The Pros & Cons Of Only Dating People Who Are Your "Type," According To Experts
Whether you’re single, in a relationship, or somewhere in between, it's interesting to look at each of your partners and wonder what attracted you to them in the first place. Yes, looks are the obvious answer, but is there more at play here? Is having a type a real thing? And what is it that attracts us to certain traits in people? All my exes look pretty different, are interested in different things, and are from different places, but they all share the same sense of humour and a love for fantasy (I mean, I have four exes with Lord of the Rings tattoos). Is it possible to date outside of your normal type? And, more importantly, should you?
Having a type feels a little bit like an urban dating myth or the excuse you give your friends when something doesn’t work out — "they just weren't my type." However, dating and relationship expert Sarah Louise Ryan suggests, if you’re going for similar people, then there’s a reason. "We tend to attract people and personalities into our lives that are within our comfort zone," she says. "Our partners tend to sit in a familiar remit which helps to reinforce our belief system around ourselves." So, it would seem your vibe really does attract your tribe.
When it comes to "types," 23-year-old journalist Alex never really realised she had one. However, after closer inspection, she spotted a pattern. "When you look at the people I’ve dated they’ve all been artsy and creative," she says. In comparison, 27-year-old Lizzie has always instantly recognised her type. When it comes to men, she likes "tall, bearded, tattooed, and usually bald, rugby players or doormen." With women, it's "long hair, curvy, tattoos, usually brown hair, average height, and feminine."
Megan, a 25-year-old lawyer, is very aware of her type, too, but she thinks it may be limiting her when it comes to finding love. "I’ve always dated other lawyers, which I think is the first place I'm going wrong.

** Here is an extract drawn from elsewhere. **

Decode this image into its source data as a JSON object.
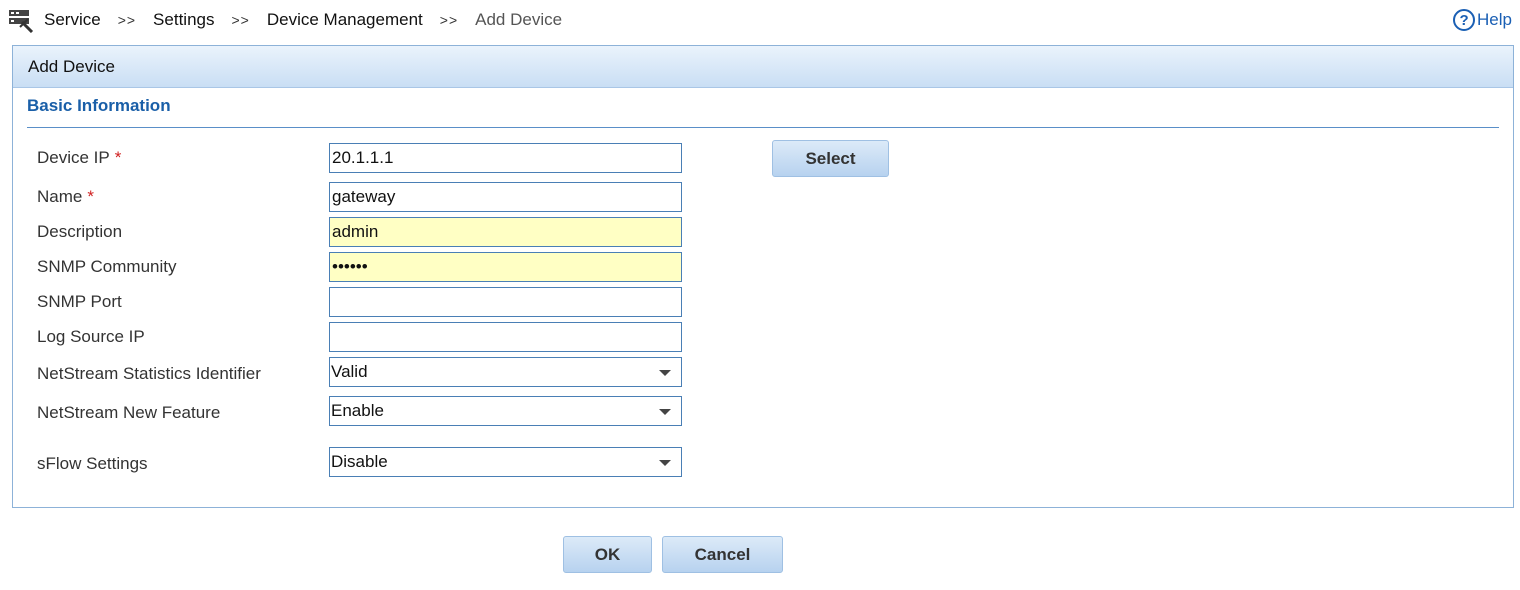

I rarely date people with different political views, they always have to live [not in] their parents house, and I don’t date guys who are younger than me," she explains, adding: "I blame my type for the reason I’m still single."
And Imogen, a 28-year-old teacher, has also felt the downsides of dating very similar people. "I definitely had a type before I moved away from home. I found that all my partners were fairly preppy, from the same small town as me, and I really love going to the theatre and I seemed to date people who did too." While meeting her type was easy, she reaped the benefits of dating people who weren’t necessarily so similar. "Once you branch out, you try different hobbies, and meet people with other interests you expand your own horizons," she says. "Dating the same person over and over is comfortable but I think dating completely different people makes for more of an adventure. I know I've become more interesting as a person since dating people outside of my type."
When it comes to the psychology behind having a particular "type," Relate counsellor Peter Saddington says, "In some cases, a trait we like in somebody may remind us of a previous relationship and give a positive reinforcement about our feelings for this new person." He continues: "Our particular ways of being attracted generally don't change and we are likely to always be attracted to these same areas."
But does Saddington think we should stick to what we know or branch out? Although he suggests keeping an open mind, he also makes a case for investing time in people who share something in common with us. "When it comes to what you have in common, opposites attract, but in my experience as a counsellor, they often don’t work long term."
Sarah Louise Ryan, on the other hand, thinks we need to consider what each person is bringing to our life before blindly entering into a relationship with someone because they fit our "type." "We tend to repeat what we don’t repair," she says. "If we keep dating the same type of person and that person isn’t fulfilling us or, say, the relationships tend to last a number of months, or we see a pattern in the length of time, we have to get serious about the self-development around love. Particularly about how we love ourselves, how we communicate love to others and the kind of love we attract into our lives."
When it comes to types, then, the most important thing to look out for is not whether they fit a certain mould, but whether they are the type of person who is going to offer you fulfilment, love, and support.